In fact, I have watched all the shows on DVR (shout out to my Windows Media Center) and haven’t watched a single commercial in 3 episodes. In other words, the creative process of making the commercial is actually more interesting to me than all of the commercials in the show itself.
I suppose this is the ultimate nod to the power of “Content Marketing” and “Brand Journalism” in today’s world of fragmented audiences and tools allowing us to block out interruptions of all kind.
And that is one of the things, I believe, to which Ariel was referring.
- Be a Storyteller
Instead of a commercial, which is about interruption, tell a story that gets people involved in your brand. In a social world, as Sprinklr sees it, this is the function of the Content Manager.
- Community-Source Ideas
Recognize that good ideas can come from anywhere. This is one of the key roles of the Community Manager which we at Sprinklr see as not just a moderator, but someone who can find good stories for re-purposing (and why we give them the tools to identify and route these ideas all over the org).
Now, I will say that the leveraging of Mac Lethal by the McKinney team (episode 1) was a good example of this, but it was just the tip of the iceberg in terms of possibilities and finding that “big idea.”
- Start the Conversation
Why not use the print or TV to drive people to social properties where their preferences and interests could be further explored? Or, even better, where they could (for free) amplify idea that the brand began? With the exception of one funky mobile play, I haven’t seen much of that. In Sprinklr’s mind, this is where the Subject Matter Expert and the Social Strategist MUST be integrated and coordinated in any/all campaign planning. Otherwise, you are leaving a lot of potential Social activity on the table. Big miss. What’s more, there are not thinking multi-channel here…so many different ways to extend the campaign via social and engage the community.

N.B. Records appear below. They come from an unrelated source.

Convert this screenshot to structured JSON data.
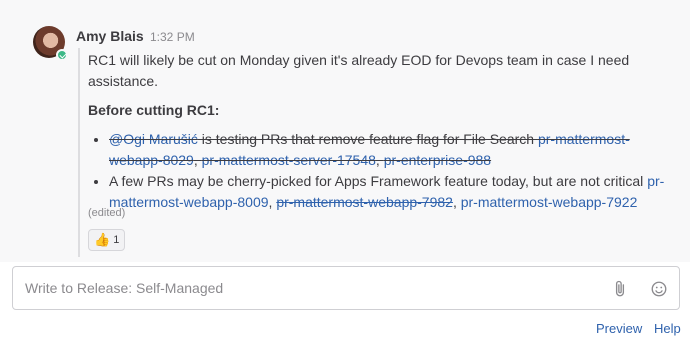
{
  "post": {
    "author": "Amy Blais",
    "time": "1:32 PM",
    "paragraph": "RC1 will likely be cut on Monday given it's already EOD for Devops team in case I need assistance.",
    "heading": "Before cutting RC1:",
    "items": [
      {
        "mention": "@Ogi Marušić",
        "text": " is testing PRs that remove feature flag for File Search ",
        "link1": "pr-mattermost-webapp-8029",
        "link2": "pr-mattermost-server-17548",
        "link3": "pr-enterprise-988"
      },
      {
        "text": "A few PRs may be cherry-picked for Apps Framework feature today, but are not critical ",
        "link1": "pr-mattermost-webapp-8009",
        "link2": "pr-mattermost-webapp-7982",
        "link3": "pr-mattermost-webapp-7922"
      }
    ],
    "edited": "(edited)",
    "reaction": {
      "emoji": "👍",
      "count": "1"
    }
  },
  "composer": {
    "placeholder": "Write to Release: Self-Managed"
  },
  "footer": {
    "preview": "Preview",
    "help": "Help"
  },
  "colors": {
    "link": "#2f62ad",
    "online": "#3db887"
  }
}
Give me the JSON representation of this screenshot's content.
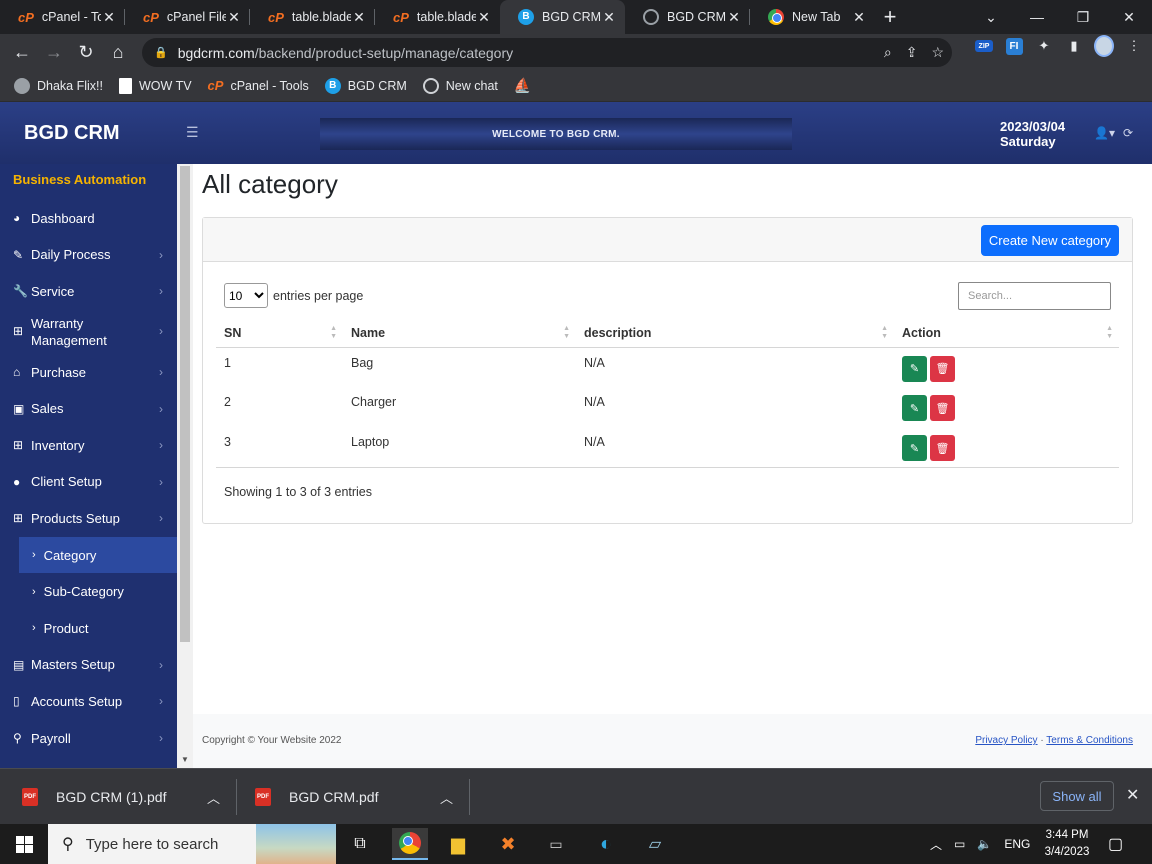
{
  "browser": {
    "tabs": [
      {
        "title": "cPanel - Tools",
        "icon": "cpanel-icon"
      },
      {
        "title": "cPanel File Manager",
        "icon": "cpanel-icon"
      },
      {
        "title": "table.blade.php",
        "icon": "cpanel-icon"
      },
      {
        "title": "table.blade.php",
        "icon": "cpanel-icon"
      },
      {
        "title": "BGD CRM",
        "icon": "bgd-icon",
        "active": true
      },
      {
        "title": "BGD CRM (",
        "icon": "globe-icon"
      },
      {
        "title": "New Tab",
        "icon": "chrome-icon"
      }
    ],
    "url_host": "bgdcrm.com",
    "url_path": "/backend/product-setup/manage/category",
    "bookmarks": [
      {
        "label": "Dhaka Flix!!"
      },
      {
        "label": "WOW TV"
      },
      {
        "label": "cPanel - Tools"
      },
      {
        "label": "BGD CRM"
      },
      {
        "label": "New chat"
      },
      {
        "label": ""
      }
    ]
  },
  "header": {
    "brand": "BGD CRM",
    "welcome": "WELCOME TO BGD CRM.",
    "date": "2023/03/04",
    "day": "Saturday"
  },
  "sidebar": {
    "heading": "Business Automation",
    "items": [
      {
        "label": "Dashboard",
        "icon": "dashboard-icon"
      },
      {
        "label": "Daily Process",
        "icon": "edit-icon"
      },
      {
        "label": "Service",
        "icon": "wrench-icon"
      },
      {
        "label": "Warranty Management",
        "icon": "table-icon"
      },
      {
        "label": "Purchase",
        "icon": "basket-icon"
      },
      {
        "label": "Sales",
        "icon": "bag-icon"
      },
      {
        "label": "Inventory",
        "icon": "table-icon"
      },
      {
        "label": "Client Setup",
        "icon": "user-icon"
      },
      {
        "label": "Products Setup",
        "icon": "table-icon"
      }
    ],
    "subitems": [
      {
        "label": "Category",
        "active": true
      },
      {
        "label": "Sub-Category"
      },
      {
        "label": "Product"
      }
    ],
    "items_after": [
      {
        "label": "Masters Setup",
        "icon": "id-card-icon"
      },
      {
        "label": "Accounts Setup",
        "icon": "file-icon"
      },
      {
        "label": "Payroll",
        "icon": "person-dolly-icon"
      }
    ]
  },
  "main": {
    "title": "All category",
    "create_button": "Create New category",
    "page_length": "10",
    "entries_label": "entries per page",
    "search_placeholder": "Search...",
    "columns": [
      "SN",
      "Name",
      "description",
      "Action"
    ],
    "rows": [
      {
        "sn": "1",
        "name": "Bag",
        "description": "N/A"
      },
      {
        "sn": "2",
        "name": "Charger",
        "description": "N/A"
      },
      {
        "sn": "3",
        "name": "Laptop",
        "description": "N/A"
      }
    ],
    "showing": "Showing 1 to 3 of 3 entries"
  },
  "footer": {
    "copyright": "Copyright © Your Website 2022",
    "privacy": "Privacy Policy",
    "dot": "·",
    "terms": "Terms & Conditions"
  },
  "downloads": {
    "files": [
      "BGD CRM (1).pdf",
      "BGD CRM.pdf"
    ],
    "show_all": "Show all"
  },
  "taskbar": {
    "search_placeholder": "Type here to search",
    "language": "ENG",
    "time": "3:44 PM",
    "date": "3/4/2023"
  },
  "colors": {
    "sidebar": "#1f3070",
    "header": "#2b3f86",
    "accent_heading": "#f5b301",
    "primary_button": "#0d6efd",
    "edit_button": "#198754",
    "delete_button": "#dc3545"
  }
}
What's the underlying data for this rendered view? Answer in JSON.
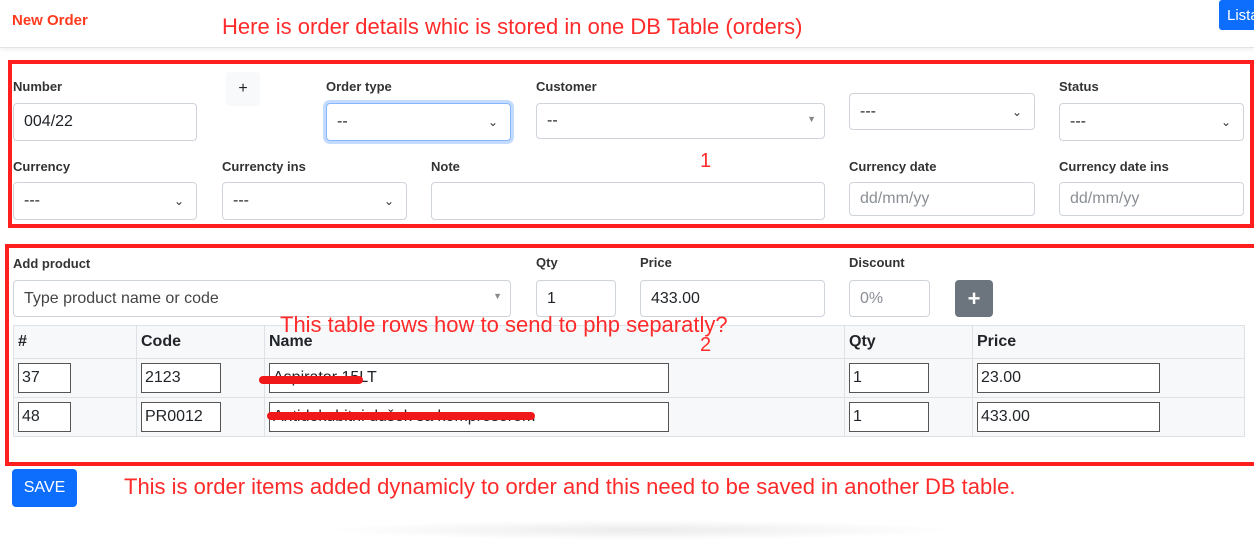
{
  "header": {
    "title": "New Order",
    "lista_button": "Lista"
  },
  "annotations": {
    "top": "Here is order details whic is stored in one DB Table (orders)",
    "box1": "1",
    "table_q": "This table rows how to send to php separatly?",
    "box2": "2",
    "bottom": "This is order items added dynamicly to order and this need to be saved in another DB table."
  },
  "order": {
    "number": {
      "label": "Number",
      "value": "004/22"
    },
    "plus": "+",
    "order_type": {
      "label": "Order type",
      "value": "--"
    },
    "customer": {
      "label": "Customer",
      "value": "--"
    },
    "unlabeled_select": {
      "value": "---"
    },
    "status": {
      "label": "Status",
      "value": "---"
    },
    "currency": {
      "label": "Currency",
      "value": "---"
    },
    "currency_ins": {
      "label": "Currencty ins",
      "value": "---"
    },
    "note": {
      "label": "Note",
      "value": ""
    },
    "currency_date": {
      "label": "Currency date",
      "placeholder": "dd/mm/yy"
    },
    "currency_date_ins": {
      "label": "Currency date ins",
      "placeholder": "dd/mm/yy"
    }
  },
  "add_product": {
    "label": "Add product",
    "placeholder": "Type product name or code",
    "qty_label": "Qty",
    "qty": "1",
    "price_label": "Price",
    "price": "433.00",
    "discount_label": "Discount",
    "discount_placeholder": "0%",
    "add": "+"
  },
  "items": {
    "columns": [
      "#",
      "Code",
      "Name",
      "Qty",
      "Price"
    ],
    "rows": [
      {
        "id": "37",
        "code": "2123",
        "name": "Aspirator 15LT",
        "qty": "1",
        "price": "23.00"
      },
      {
        "id": "48",
        "code": "PR0012",
        "name": "Antidekubitni dušek sa kompresorom",
        "qty": "1",
        "price": "433.00"
      }
    ]
  },
  "save_label": "SAVE",
  "colors": {
    "annotation": "#ff1f1f",
    "primary": "#0d6efd",
    "title": "#ff3b1f"
  }
}
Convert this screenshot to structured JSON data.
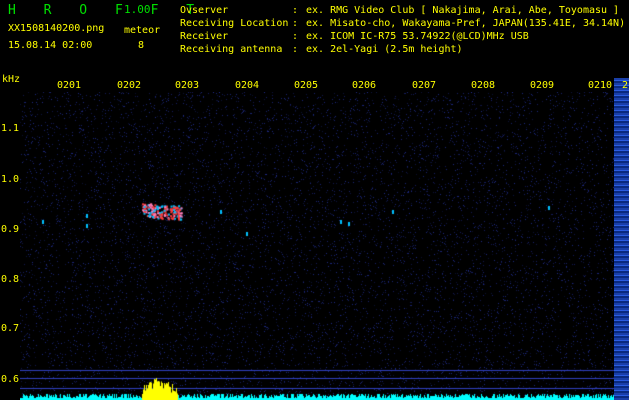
{
  "app": {
    "logo": "H R O F F T",
    "version": "1.00",
    "filename": "XX1508140200.png",
    "meteor_label": "meteor",
    "datetime": "15.08.14 02:00",
    "meteor_count": "8"
  },
  "info": [
    {
      "label": "Ovserver",
      "sep": ":",
      "value": "ex. RMG Video Club [ Nakajima, Arai, Abe, Toyomasu ]"
    },
    {
      "label": "Receiving Location",
      "sep": ":",
      "value": "ex. Misato-cho, Wakayama-Pref, JAPAN(135.41E, 34.14N)"
    },
    {
      "label": "Receiver",
      "sep": ":",
      "value": "ex. ICOM IC-R75 53.74922(@LCD)MHz USB"
    },
    {
      "label": "Receiving antenna",
      "sep": ":",
      "value": "ex. 2el-Yagi (2.5m height)"
    }
  ],
  "axis": {
    "unit": "kHz",
    "hours": [
      "0201",
      "0202",
      "0203",
      "0204",
      "0205",
      "0206",
      "0207",
      "0208",
      "0209",
      "0210",
      "2"
    ],
    "freqs": [
      "1.1",
      "1.0",
      "0.9",
      "0.8",
      "0.7",
      "0.6"
    ]
  },
  "colors": {
    "background": "#000000",
    "noise": "#1c2a9a",
    "echo_core": "#ff3a3a",
    "echo_mid": "#00c0ff",
    "activity_bar": "#ffff00",
    "baseline": "#00ffff",
    "text": "#ffff00",
    "logo": "#00e000"
  }
}
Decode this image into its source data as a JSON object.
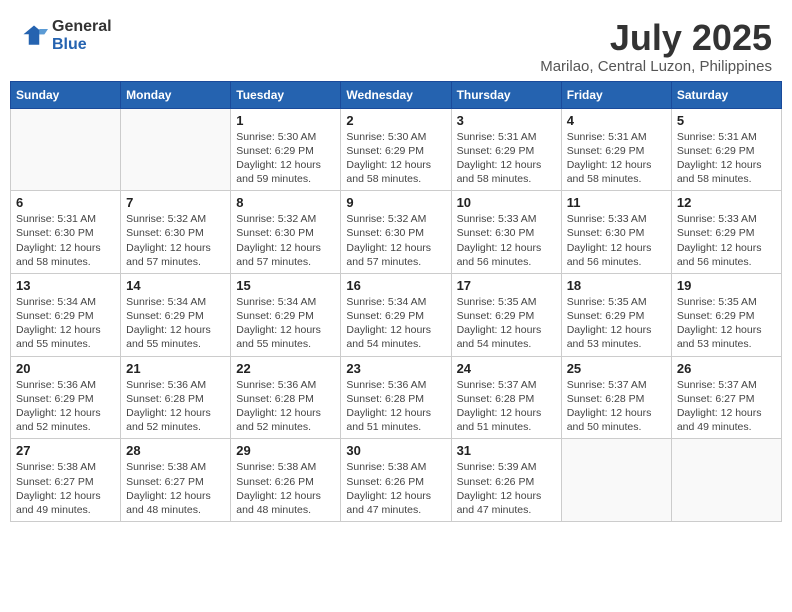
{
  "header": {
    "logo_general": "General",
    "logo_blue": "Blue",
    "month_title": "July 2025",
    "location": "Marilao, Central Luzon, Philippines"
  },
  "weekdays": [
    "Sunday",
    "Monday",
    "Tuesday",
    "Wednesday",
    "Thursday",
    "Friday",
    "Saturday"
  ],
  "weeks": [
    [
      {
        "day": "",
        "info": ""
      },
      {
        "day": "",
        "info": ""
      },
      {
        "day": "1",
        "info": "Sunrise: 5:30 AM\nSunset: 6:29 PM\nDaylight: 12 hours\nand 59 minutes."
      },
      {
        "day": "2",
        "info": "Sunrise: 5:30 AM\nSunset: 6:29 PM\nDaylight: 12 hours\nand 58 minutes."
      },
      {
        "day": "3",
        "info": "Sunrise: 5:31 AM\nSunset: 6:29 PM\nDaylight: 12 hours\nand 58 minutes."
      },
      {
        "day": "4",
        "info": "Sunrise: 5:31 AM\nSunset: 6:29 PM\nDaylight: 12 hours\nand 58 minutes."
      },
      {
        "day": "5",
        "info": "Sunrise: 5:31 AM\nSunset: 6:29 PM\nDaylight: 12 hours\nand 58 minutes."
      }
    ],
    [
      {
        "day": "6",
        "info": "Sunrise: 5:31 AM\nSunset: 6:30 PM\nDaylight: 12 hours\nand 58 minutes."
      },
      {
        "day": "7",
        "info": "Sunrise: 5:32 AM\nSunset: 6:30 PM\nDaylight: 12 hours\nand 57 minutes."
      },
      {
        "day": "8",
        "info": "Sunrise: 5:32 AM\nSunset: 6:30 PM\nDaylight: 12 hours\nand 57 minutes."
      },
      {
        "day": "9",
        "info": "Sunrise: 5:32 AM\nSunset: 6:30 PM\nDaylight: 12 hours\nand 57 minutes."
      },
      {
        "day": "10",
        "info": "Sunrise: 5:33 AM\nSunset: 6:30 PM\nDaylight: 12 hours\nand 56 minutes."
      },
      {
        "day": "11",
        "info": "Sunrise: 5:33 AM\nSunset: 6:30 PM\nDaylight: 12 hours\nand 56 minutes."
      },
      {
        "day": "12",
        "info": "Sunrise: 5:33 AM\nSunset: 6:29 PM\nDaylight: 12 hours\nand 56 minutes."
      }
    ],
    [
      {
        "day": "13",
        "info": "Sunrise: 5:34 AM\nSunset: 6:29 PM\nDaylight: 12 hours\nand 55 minutes."
      },
      {
        "day": "14",
        "info": "Sunrise: 5:34 AM\nSunset: 6:29 PM\nDaylight: 12 hours\nand 55 minutes."
      },
      {
        "day": "15",
        "info": "Sunrise: 5:34 AM\nSunset: 6:29 PM\nDaylight: 12 hours\nand 55 minutes."
      },
      {
        "day": "16",
        "info": "Sunrise: 5:34 AM\nSunset: 6:29 PM\nDaylight: 12 hours\nand 54 minutes."
      },
      {
        "day": "17",
        "info": "Sunrise: 5:35 AM\nSunset: 6:29 PM\nDaylight: 12 hours\nand 54 minutes."
      },
      {
        "day": "18",
        "info": "Sunrise: 5:35 AM\nSunset: 6:29 PM\nDaylight: 12 hours\nand 53 minutes."
      },
      {
        "day": "19",
        "info": "Sunrise: 5:35 AM\nSunset: 6:29 PM\nDaylight: 12 hours\nand 53 minutes."
      }
    ],
    [
      {
        "day": "20",
        "info": "Sunrise: 5:36 AM\nSunset: 6:29 PM\nDaylight: 12 hours\nand 52 minutes."
      },
      {
        "day": "21",
        "info": "Sunrise: 5:36 AM\nSunset: 6:28 PM\nDaylight: 12 hours\nand 52 minutes."
      },
      {
        "day": "22",
        "info": "Sunrise: 5:36 AM\nSunset: 6:28 PM\nDaylight: 12 hours\nand 52 minutes."
      },
      {
        "day": "23",
        "info": "Sunrise: 5:36 AM\nSunset: 6:28 PM\nDaylight: 12 hours\nand 51 minutes."
      },
      {
        "day": "24",
        "info": "Sunrise: 5:37 AM\nSunset: 6:28 PM\nDaylight: 12 hours\nand 51 minutes."
      },
      {
        "day": "25",
        "info": "Sunrise: 5:37 AM\nSunset: 6:28 PM\nDaylight: 12 hours\nand 50 minutes."
      },
      {
        "day": "26",
        "info": "Sunrise: 5:37 AM\nSunset: 6:27 PM\nDaylight: 12 hours\nand 49 minutes."
      }
    ],
    [
      {
        "day": "27",
        "info": "Sunrise: 5:38 AM\nSunset: 6:27 PM\nDaylight: 12 hours\nand 49 minutes."
      },
      {
        "day": "28",
        "info": "Sunrise: 5:38 AM\nSunset: 6:27 PM\nDaylight: 12 hours\nand 48 minutes."
      },
      {
        "day": "29",
        "info": "Sunrise: 5:38 AM\nSunset: 6:26 PM\nDaylight: 12 hours\nand 48 minutes."
      },
      {
        "day": "30",
        "info": "Sunrise: 5:38 AM\nSunset: 6:26 PM\nDaylight: 12 hours\nand 47 minutes."
      },
      {
        "day": "31",
        "info": "Sunrise: 5:39 AM\nSunset: 6:26 PM\nDaylight: 12 hours\nand 47 minutes."
      },
      {
        "day": "",
        "info": ""
      },
      {
        "day": "",
        "info": ""
      }
    ]
  ]
}
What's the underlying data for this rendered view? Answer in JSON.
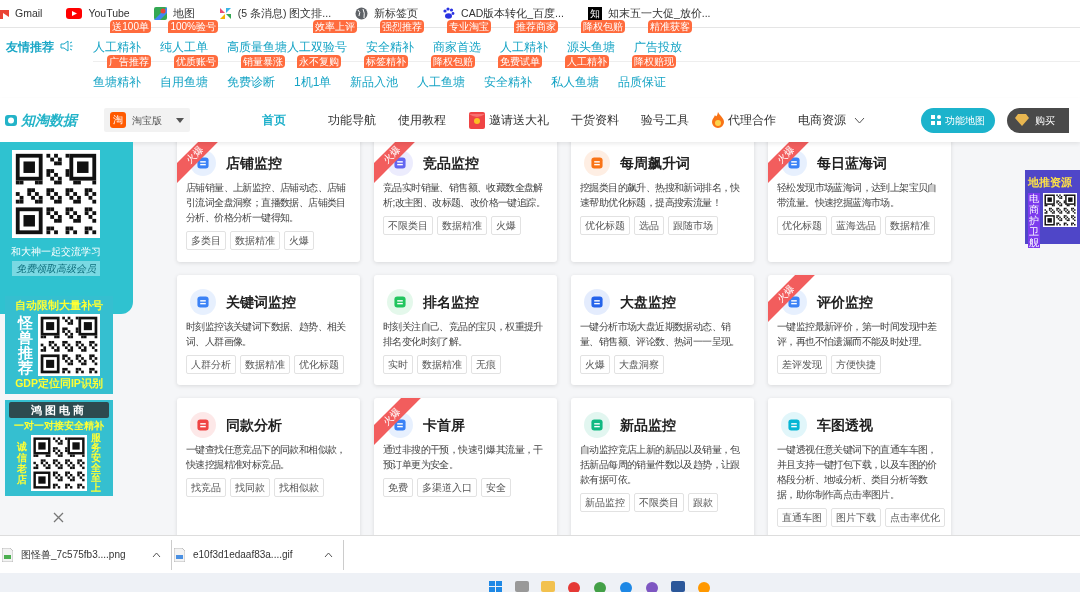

- It’s More than Marketing
Once upon a time, marketing was its own siloed function. Not anymore. Now, any campaign that you start is going to have social ramifications (whether you plan for them or not). Customers will tweet/post/video about the brand and it could impact HR, PR, Customer Service (which is why we have specific focus areas on these) well beyond marketing. None of those folks seems to be in the room with the VP/Marketing and his/her team. They need to be. In our mind, this is critical to doing Social@Scale (which is what all of these brands will be doing when they launch these campaigns. The only question is whether they will be doing it well or not.)
- Metrics and Governance
We’re definitely not seeing much talk about measurement of the campaigns. What’s more, we’re not seeing much from the agencies about how they will help the brands speak with one voice when the campaign goes beyond their one-way broadcast approach. You need an Escalation plan and you need a corporate-wide system of reporting so that the can measure the impact of the effort (when it does spill over into social) in terms that relate back to the business.
Maybe I am asking too much for a 1 hour reality show that is already really good. I just think that there’s a danger here, which is that agencies and brands will default to playing to their strengths of broadcast and not continue to drive social business principles into every single corner of their communications efforts.